Bainbridge High School sports will temporarily remain in the Olympic League in 2021-22.
The school board approved the proposal Tuesday night.
This past school year, BHS sports teams competed in a modified Olympic League during the modified WIAA seasons from January to June. Gov. Jay Inslee’s Roadmap to Recovery COVID-19 plan outlined regions that placed Kitsap County schools in the Northwest Region while schools in the Metro League (the league BHS normally plays in) were placed in the Puget Sound Region.
“Without doing that, I don’t think we would have been able to compete,” BISD athletic director Jim Corsetti said. “We were the first to be out there doing workouts in October. It’s been a very successful season. We’ve also had all of our sports competitions seasons – all three seasons since February 2.

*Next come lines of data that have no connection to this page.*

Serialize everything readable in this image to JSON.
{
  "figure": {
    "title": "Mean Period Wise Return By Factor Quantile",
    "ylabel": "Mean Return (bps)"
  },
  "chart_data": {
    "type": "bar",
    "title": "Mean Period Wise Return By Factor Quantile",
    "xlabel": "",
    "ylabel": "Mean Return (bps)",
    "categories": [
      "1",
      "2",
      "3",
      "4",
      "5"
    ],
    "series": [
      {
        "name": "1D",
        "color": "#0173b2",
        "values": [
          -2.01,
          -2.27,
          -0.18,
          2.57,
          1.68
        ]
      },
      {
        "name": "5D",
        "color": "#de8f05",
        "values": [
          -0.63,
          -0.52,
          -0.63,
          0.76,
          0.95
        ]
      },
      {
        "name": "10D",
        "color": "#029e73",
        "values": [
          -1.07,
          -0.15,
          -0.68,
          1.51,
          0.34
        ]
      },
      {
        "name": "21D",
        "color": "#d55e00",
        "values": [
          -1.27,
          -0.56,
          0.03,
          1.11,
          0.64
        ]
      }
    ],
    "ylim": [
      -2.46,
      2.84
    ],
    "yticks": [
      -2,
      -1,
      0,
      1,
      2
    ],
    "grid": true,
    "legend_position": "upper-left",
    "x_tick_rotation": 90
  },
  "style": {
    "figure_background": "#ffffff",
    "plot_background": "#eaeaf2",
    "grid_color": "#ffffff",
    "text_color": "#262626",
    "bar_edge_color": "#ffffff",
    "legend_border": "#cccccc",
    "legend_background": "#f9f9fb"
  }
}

“It’s been at breakneck speed; it’s been crazy… It was a great sacrifice for parents as well because in most venues at most schools they were not able to be allowed in as spectators. Huge shout out for their perseverance in getting their students to and from competitions.”

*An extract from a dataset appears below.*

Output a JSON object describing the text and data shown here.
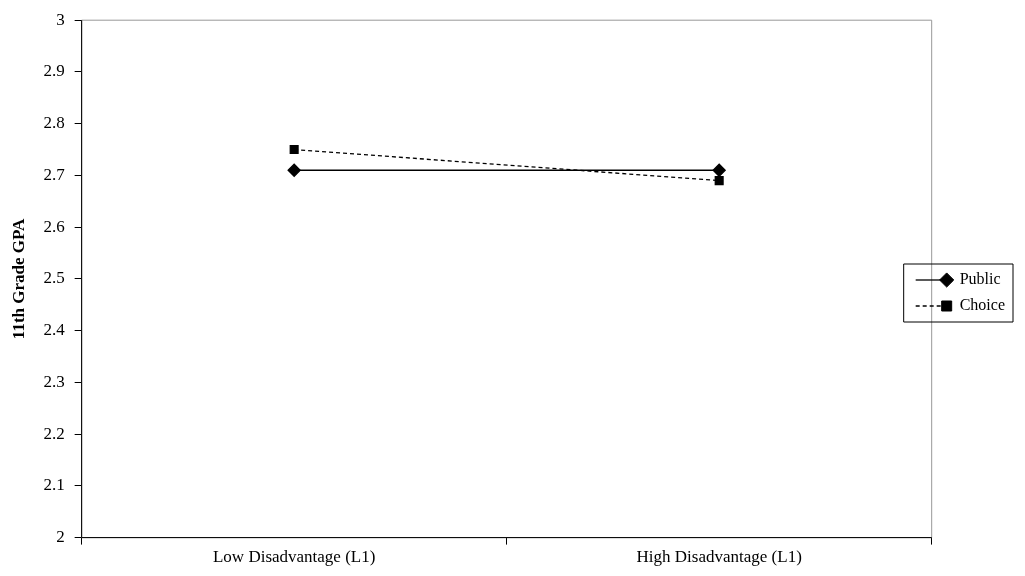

Two public commenters spoke in opposition to the recommendation.
Joe Solseng mentioned a poll that was taken a few years back where student-athletes, coaches and parents overwhelmingly wanted to stay in the Metro League.

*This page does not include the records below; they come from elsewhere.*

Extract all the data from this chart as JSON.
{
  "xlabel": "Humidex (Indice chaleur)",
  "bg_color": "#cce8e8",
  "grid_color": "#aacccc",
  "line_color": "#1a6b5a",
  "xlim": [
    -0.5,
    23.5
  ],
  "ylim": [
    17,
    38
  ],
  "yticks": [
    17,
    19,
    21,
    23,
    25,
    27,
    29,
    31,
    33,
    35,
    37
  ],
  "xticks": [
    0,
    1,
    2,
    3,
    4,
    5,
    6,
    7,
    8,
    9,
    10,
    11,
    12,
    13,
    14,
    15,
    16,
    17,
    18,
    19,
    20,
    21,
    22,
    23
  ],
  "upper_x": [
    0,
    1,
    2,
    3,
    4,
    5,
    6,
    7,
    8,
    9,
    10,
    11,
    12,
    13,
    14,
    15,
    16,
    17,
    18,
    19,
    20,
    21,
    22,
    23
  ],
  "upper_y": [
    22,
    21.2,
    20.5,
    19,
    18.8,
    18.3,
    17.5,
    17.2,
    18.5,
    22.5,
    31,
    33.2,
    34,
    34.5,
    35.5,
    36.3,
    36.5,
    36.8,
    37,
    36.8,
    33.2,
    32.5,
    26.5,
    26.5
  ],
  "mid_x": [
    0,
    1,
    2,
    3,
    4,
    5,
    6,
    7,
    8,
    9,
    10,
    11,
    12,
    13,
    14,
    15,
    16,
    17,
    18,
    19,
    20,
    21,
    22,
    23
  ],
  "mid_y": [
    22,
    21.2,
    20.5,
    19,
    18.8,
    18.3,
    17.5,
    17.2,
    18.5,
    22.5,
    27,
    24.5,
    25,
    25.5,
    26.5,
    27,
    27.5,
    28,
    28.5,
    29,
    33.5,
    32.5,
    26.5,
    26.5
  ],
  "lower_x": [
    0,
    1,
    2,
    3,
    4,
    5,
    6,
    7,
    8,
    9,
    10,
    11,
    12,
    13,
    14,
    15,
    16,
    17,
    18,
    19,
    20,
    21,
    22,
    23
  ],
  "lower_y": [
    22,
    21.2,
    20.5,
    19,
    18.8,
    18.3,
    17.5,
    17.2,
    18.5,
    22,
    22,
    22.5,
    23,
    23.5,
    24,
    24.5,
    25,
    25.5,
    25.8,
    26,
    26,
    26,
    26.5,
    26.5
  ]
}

“I would urge you to work towards getting us back to the Metro League as soon as possible,” he said. “I think it’s very important for our student-athletes to have that kind of competition.”
Elise Walters, BHS sophomore and co-captain of the girls’ golf team, said their team sent a letter to the board Monday asking them to keep them in the Metro League next year. She mentioned that the Metro League golf season occurs in the fall while in the Olympic League it occurs in the spring.
“Most athletes on the golf team, as well as incoming freshmen, like other spring sports such as lacrosse, softball, and track and field,” she said. “These athletes would be forced to choose one sport over the other, which will negatively impact our team.”
“The Metro League is much more competitive with larger teams,” Walters went on to say. “The larger Metro League size allows opportunities for JV matches, which is critical for younger players. In the Olympic League, teams are often forced to forfeit due to not meeting the minimum number of players. This past season, the JV team had no opportunities for match play. If we’re allowed to compete in the Metro League, the player’s families are willing to coordinate transportation solutions.”
School board documents say phasing restrictions and limited capacity for transportation to and from Seattle schools would have made it difficult for BHS teams to compete in the Metro League during these last six months .
Based on multiple factors such as continued COVID concerns and transportation issues within BISD and Seattle Public Schools, Corsetti asked the board to keep BHS in the Olympic League. He said it was a decision that needed to be made now since the Olympic League is about to begin scheduling its fall sports season, and that they already included BHS in its efforts. BHS will also have some non-conference games or matches against non-league teams.
“I can’t emphasize enough that this is a temporary recommendation,” Corsetti said. “We are trying to do the best we can for the greatest amount of students. It does feel rushed, and it’s unfortunate… Olympic League has done us a huge kind by including us in their schedules.”
In regard to COVID, Corsetti said that although rates are improving across Kitsap County the pandemic isn’t over. He said remaining in the Olympic League keeps BHS in the same health district with many OL teams and may increase the chances of maintaining three full seasons of athletics next year.
“Being regionalized will help us in case those numbers change,” Corsetti said. “There are benefits to being on this side of the water.”
Corsetti also addressed transportation concerns, citing that competing in the Metro League requires longer trips, and BISD bus drivers must remain in Seattle during competitions. With limited transportation staff, he said competing in the OL provides them with more flexibility (without relying on the ferry) and allows drivers to complete additional routes. Additionally, if COVID rates spike and BISD is forced to pivot back to a hybrid-learning model, Corsetti said it would be nearly impossible for its bus drivers to travel to the Seattle area for weekday competitions due to the hybrid schedule ending later than the regular schedule.
On the flip side, Metro League schools are not able to commit to traveling to Bainbridge as schools in that league are also facing transportation issues, Corsetti said. Metro League officials shared with BISD that the lack of bus drivers in Seattle Public Schools and the high cost of contracting with charter bus companies will severely impact their ability to send Seattle student-athletes to BHS for competitions. If BHS was to play in the Metro League that would mean they would have to play all competitions across Puget Sound.
“This is the main point here and this is the sticking point; the one that really has led us toward this recommendation,” Corsetti said. “That really is not acceptable to have no games at Bainbridge High School or in our Bainbridge Island community.”
Corsetti did say that next fall, a discussion about what league BHS should be in after next year would take place with the board.